Jules cleared his throat. “Cookie doesn’t like to talk about them.”
Hearing his name, the great Artiodac chef stomped around to face them. Cookie’s arms were two sizes—one meaty and long, the other thinner and shorter. How he fit behind that grill comfortably was a mystery to all, but it was where he looked the calmest. He wielded his spatula on his shorter side.
“Cookie doesn’t like to talk about who ?” he asked in heavily accented Basic.
“Cook!” Jules said, not allowing room for explanation. “I brought you a new customer. This is Izzy Garsea—an old friend.”
Cookie peered at the girl, who stuck out her hand. Jules was half certain Cookie was going to slap it away with his spatula, so he was as surprised as anyone around them when the large, gray-skinned hand closed around hers. He muttered a greeting.
“Old friend, huh?” he said. Then his bulbous eyes went to the black-clad group at the door. The officers seemed to stand straighter out of sheer discomfort, their noses tilted to the sky as if trying to get as far from the ground as possible. They did not enter the hangar. “First Order scum. The nerve to show up here. How far in the galaxy do I have to go to get away from them?”
Izzy leaned forward with deceptively doe-like eyes. Jules had seen her use that look when she wanted something from her father. “I might regret asking this, Cookie, but what did they do to you?”
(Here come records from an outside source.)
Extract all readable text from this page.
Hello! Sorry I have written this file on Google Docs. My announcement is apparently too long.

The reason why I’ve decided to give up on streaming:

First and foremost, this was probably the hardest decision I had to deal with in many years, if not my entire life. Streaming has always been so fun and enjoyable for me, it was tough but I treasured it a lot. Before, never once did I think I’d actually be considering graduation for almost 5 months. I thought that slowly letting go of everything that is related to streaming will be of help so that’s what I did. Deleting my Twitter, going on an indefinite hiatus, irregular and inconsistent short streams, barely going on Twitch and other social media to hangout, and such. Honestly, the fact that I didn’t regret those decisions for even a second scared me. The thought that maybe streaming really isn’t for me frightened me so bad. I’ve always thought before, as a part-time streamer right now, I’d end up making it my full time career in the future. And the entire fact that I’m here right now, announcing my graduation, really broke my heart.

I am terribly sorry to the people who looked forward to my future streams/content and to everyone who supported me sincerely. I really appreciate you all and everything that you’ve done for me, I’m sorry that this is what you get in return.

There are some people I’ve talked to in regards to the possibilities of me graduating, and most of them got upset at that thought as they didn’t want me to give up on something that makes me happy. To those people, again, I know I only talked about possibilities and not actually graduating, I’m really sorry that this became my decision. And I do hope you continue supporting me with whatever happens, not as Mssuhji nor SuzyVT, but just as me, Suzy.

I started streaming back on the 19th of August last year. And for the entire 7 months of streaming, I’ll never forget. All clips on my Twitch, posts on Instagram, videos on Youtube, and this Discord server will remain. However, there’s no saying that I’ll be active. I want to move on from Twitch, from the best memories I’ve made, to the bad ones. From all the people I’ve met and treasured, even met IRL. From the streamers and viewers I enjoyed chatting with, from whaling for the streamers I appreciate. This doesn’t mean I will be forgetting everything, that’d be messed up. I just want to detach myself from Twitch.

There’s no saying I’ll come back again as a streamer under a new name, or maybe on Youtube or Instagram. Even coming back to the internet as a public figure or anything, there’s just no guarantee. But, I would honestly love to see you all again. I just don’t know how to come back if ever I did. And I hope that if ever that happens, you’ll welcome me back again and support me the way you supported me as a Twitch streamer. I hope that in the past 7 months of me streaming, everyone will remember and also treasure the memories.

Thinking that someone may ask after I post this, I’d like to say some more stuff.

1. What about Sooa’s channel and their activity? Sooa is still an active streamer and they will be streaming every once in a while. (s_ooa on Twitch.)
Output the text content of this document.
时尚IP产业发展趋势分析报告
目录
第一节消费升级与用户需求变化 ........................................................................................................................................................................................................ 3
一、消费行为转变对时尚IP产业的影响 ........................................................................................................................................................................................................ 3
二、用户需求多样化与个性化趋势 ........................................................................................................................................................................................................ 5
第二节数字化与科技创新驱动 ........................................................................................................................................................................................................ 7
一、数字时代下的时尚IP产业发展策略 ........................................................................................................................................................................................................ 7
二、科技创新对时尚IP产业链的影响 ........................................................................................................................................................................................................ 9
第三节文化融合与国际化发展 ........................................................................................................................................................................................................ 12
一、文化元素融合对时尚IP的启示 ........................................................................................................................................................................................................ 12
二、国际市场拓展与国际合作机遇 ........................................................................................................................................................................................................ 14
Cookie turned, stomping heavy feet as if he was locked in a box. Jules was briefly worried the chef would destroy his own grill counter in a fit and then fry up steaks on the embers that remained.
“They blew up the last place I worked. Maz Kanata’s castle.” He growled in the back of his throat, a forlorn look in his eyes. “Shame. Such a shame. That’s why I took my show on the road. Lucky for you lot.”
Jules had heard the story so many times from Cookie, he could nearly recite it. The First Order had come to his world, chasing the Resistance that people whispered more and more about these days. Instead of listening to Cookie, Jules watched Izzy’s facial expressions. Her eyes widened and she gasped at the right moments.
“That’s awful,” she told him.
“I make do,” Cookie said, his voice dialing back to conversational. “Business is good. What’ll you be having?”
Izzy didn’t even glance down at the menu again. “Surprise me. I’m sure it’ll be great.”
Cookie seemed to like that. His wide mouth made a strange movement. Jules thought Cookie looked as though he was in pain, but then he realized that was what must pass for a smile.
As their chef milled back to his grill, Jules couldn’t help staring at Izzy.
“What?” she asked.
“I’m just imagining you charming your way around the galaxy.” He’d meant it to be a compliment, and yet there was a flash of sadness on her face. He wanted to take it back. It had only been a matter of time before he said something wrong. But a moment later she shook it off, then turned back to the hangar and pointed at a young Togruta and a human boy with brown skin and hair buzzed close to the scalp.
“What about them?” she said, resuming their game. “Do you know their story?”
“Oh, I don’t know,” he said thoughtfully. “Those two are a very dangerous sort.”
Izzy tilted her head to the side and made an incredulous face. “Really?”
Jules could hardly keep his laughter back as he said, “Pirates. Will rob old women of their spectacles if they can. I’d wager they’re on the Doklist and everything.”
As if sensing he was being stared at, the Togruta lifted his head and his face broke into a lazy smile that was anything but dangerous. The pair shouted his name.
“You’re trying to trick me, Julen Rakab.”